The Katar Legacy
by Tobin Loshento
New Libri Press

"In his hand lay a ring with five small, white diamonds set equally apart, with a small black diamond in the center. Tsom hissed with fear. Memories of what had happened to his family rocked him back until he leaned against the wall. The man was Katar. Not just dangerous. The ring was death."

This story quickly involves readers in the details of the main character's life, making this book difficult to put down for any length of time. Before the reader is aware that this story does not take place on a familiar Earth, they have fully bought into the world created, accepting the reality of the five moons and the concept that there are multiple humanoid species co-existing in relative peace within a limited geographical space known collectively as The Cities. As Tsom makes his way through the festival crowds plying his preferred trade to great success, he suddenly discovers he has acquired much more than he bargained for. The young thief from the docks finds himself in a race for his life that whisks him into the center of a battle he's been running from since the day his parents were killed.

Well-written with a number of plot twists and multiple interesting characters thrown into the mix, Loshento delivers an enjoyable adventure that will leave readers waiting impatiently for more. Enemies turn out to be friends, friends may not be trusted, and it is never clear which side will win. Unafraid to maim or murder main characters, the reader is constantly concerned about who will be targeted next and whether they will achieve some form of miraculous rescue, transformation, or are simply and entirely gone. Mixing gods and mortals, magic and science, and never allowing anyone to be entirely good or evil, including gods, the story continues to surprise and entice from various angles.

The story flows at a comfortable rate, never bogging down too much with details but providing enough details to create a very rich and vibrant world. There is some action and violence depicted, but any details that might bother a sensitive reader are easily skipped without losing meaning. Even so, no details are provided that seem gratuitous, simply for the shock factor. Instead, they are clearly creating a sense of the mindset and personality of the individual committing each act or to clearly convey the hardships of the victim. Reading through the text, there are a few minor typos or incorrect terms being used, but these are minor and do not detract from the flow of the story. Some readers may be disappointed by the end of the story, but only because there aren't more pages to read just yet. This is definitely one of those stories that will have readers anxiously awaiting the sequel.

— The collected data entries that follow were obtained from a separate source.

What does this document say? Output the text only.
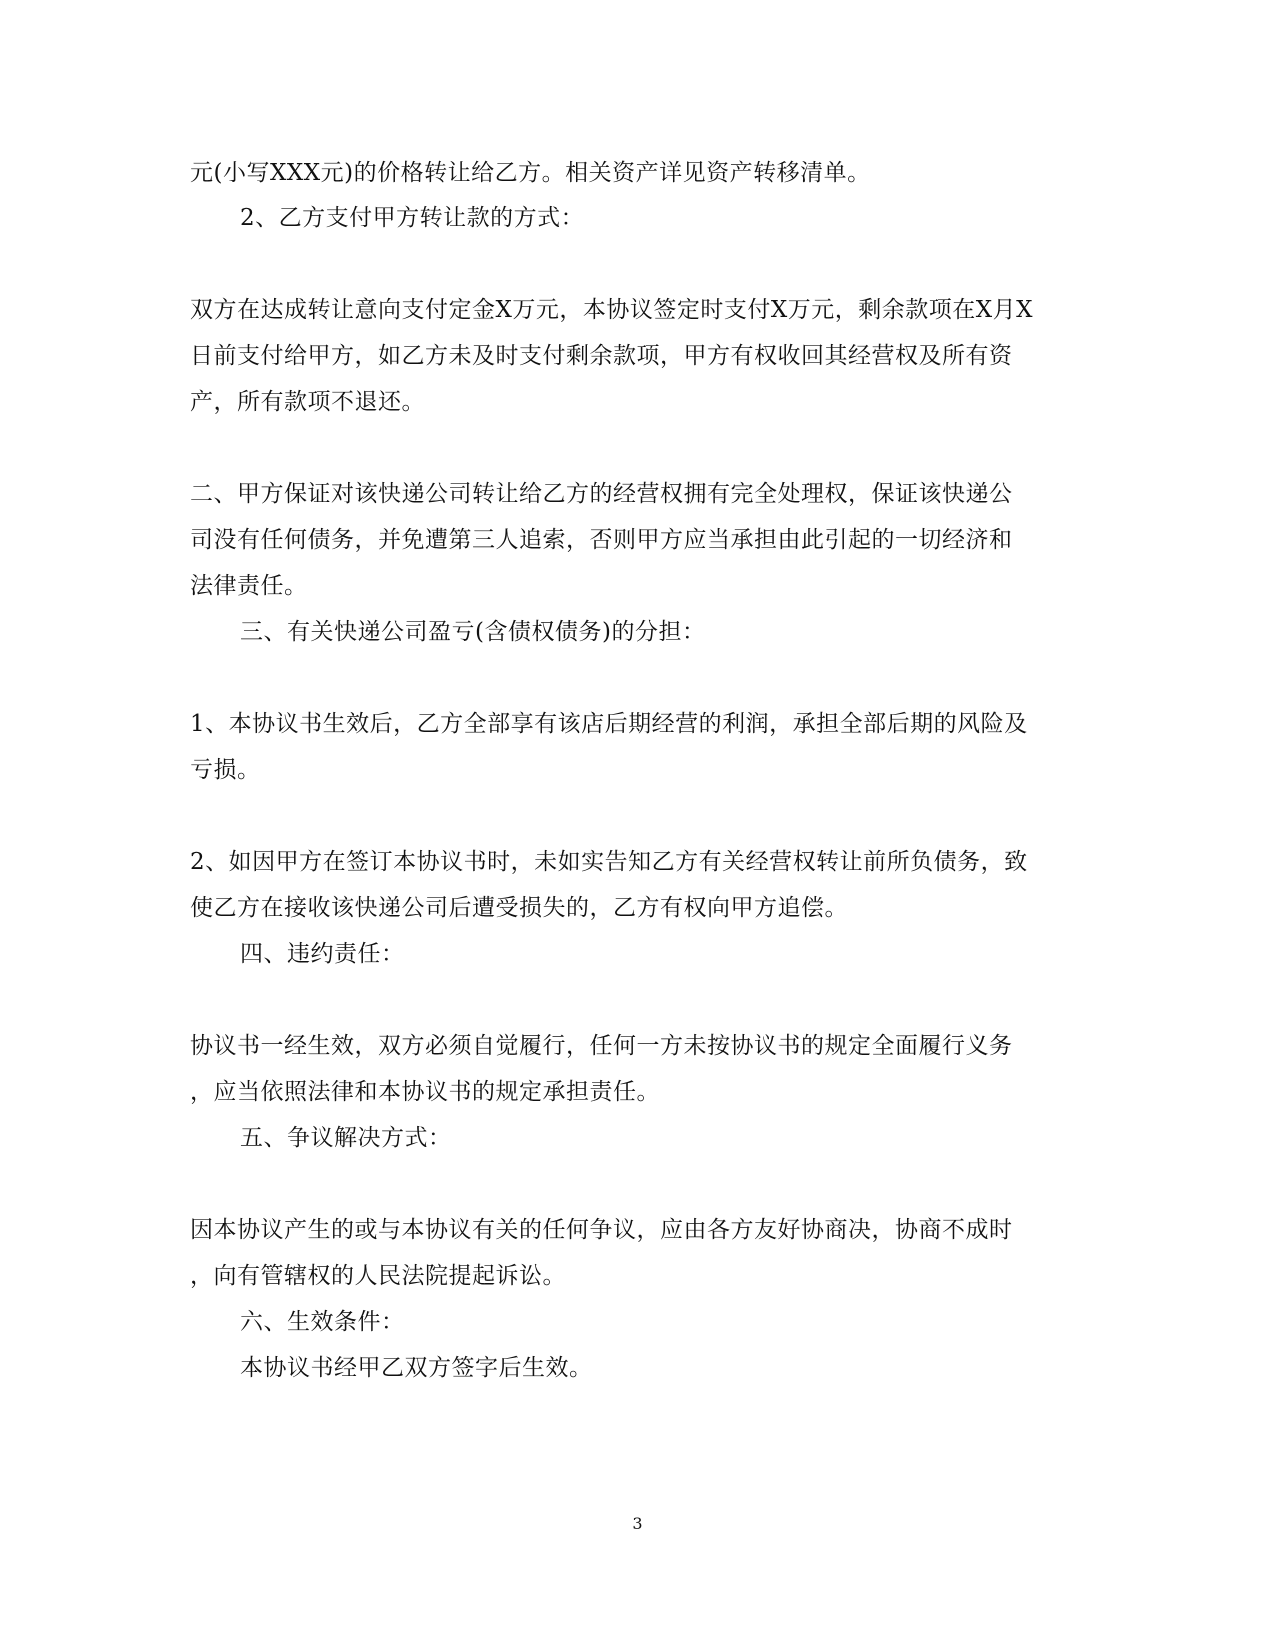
元(小写XXX元)的价格转让给乙方。相关资产详见资产转移清单。
2、乙方支付甲方转让款的方式：
双方在达成转让意向支付定金X万元，本协议签定时支付X万元，剩余款项在X月X
日前支付给甲方，如乙方未及时支付剩余款项，甲方有权收回其经营权及所有资
产，所有款项不退还。
二、甲方保证对该快递公司转让给乙方的经营权拥有完全处理权，保证该快递公
司没有任何债务，并免遭第三人追索，否则甲方应当承担由此引起的一切经济和
法律责任。
三、有关快递公司盈亏(含债权债务)的分担：
1、本协议书生效后，乙方全部享有该店后期经营的利润，承担全部后期的风险及
亏损。
2、如因甲方在签订本协议书时，未如实告知乙方有关经营权转让前所负债务，致
使乙方在接收该快递公司后遭受损失的，乙方有权向甲方追偿。
四、违约责任：
协议书一经生效，双方必须自觉履行，任何一方未按协议书的规定全面履行义务
，应当依照法律和本协议书的规定承担责任。
五、争议解决方式：
因本协议产生的或与本协议有关的任何争议，应由各方友好协商决，协商不成时
，向有管辖权的人民法院提起诉讼。
六、生效条件：
本协议书经甲乙双方签字后生效。
3
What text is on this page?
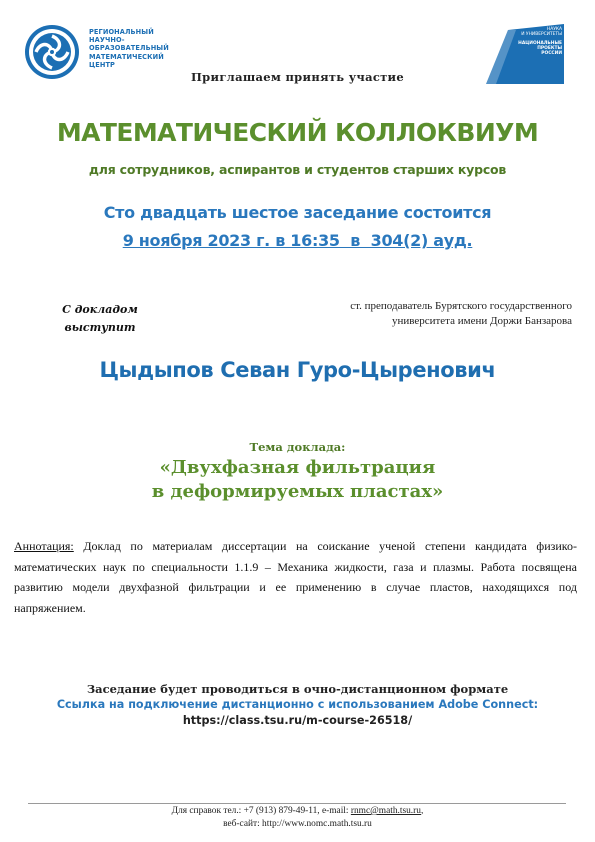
РЕГИОНАЛЬНЫЙ
НАУЧНО-
ОБРАЗОВАТЕЛЬНЫЙ
МАТЕМАТИЧЕСКИЙ
ЦЕНТР
НАУКА
И УНИВЕРСИТЕТЫ
НАЦИОНАЛЬНЫЕ
ПРОЕКТЫ
РОССИИ
Приглашаем принять участие
МАТЕМАТИЧЕСКИЙ КОЛЛОКВИУМ
для сотрудников, аспирантов и студентов старших курсов
Сто двадцать шестое заседание состоится
9 ноября 2023 г. в 16:35  в  304(2) ауд.
С докладом
выступит
ст. преподаватель Бурятского государственного
университета имени Доржи Банзарова
Цыдыпов Севан Гуро-Цыренович
Тема доклада:
«Двухфазная фильтрация
в деформируемых пластах»
Аннотация: Доклад по материалам диссертации на соискание ученой степени кандидата физико-математических наук по специальности 1.1.9 – Механика жидкости, газа и плазмы. Работа посвящена развитию модели двухфазной фильтрации и ее применению в случае пластов, находящихся под напряжением.
Заседание будет проводиться в очно-дистанционном формате
Ссылка на подключение дистанционно с использованием Adobe Connect:
https://class.tsu.ru/m-course-26518/
Для справок тел.: +7 (913) 879-49-11, e-mail: rnmc@math.tsu.ru,
веб-сайт: http://www.nomc.math.tsu.ru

Loshento is consistent with his philosophy and magical limitations, except when he's intriguingly not. While there seems to be a clear 'bad guy', there is a nice blurring of the boundaries, leaving room for humanity to come forth (whether actually speaking of humans or another race) and a more detailed exploration of power dynamics. When the established rules of magic are broken, even the characters within the novel take note, calling attention to the fact and making it clear that these disparities are intentional. Part of the interest value of this book is discovering the answers to some of these questions. Overall, this is a book well worth the time invested.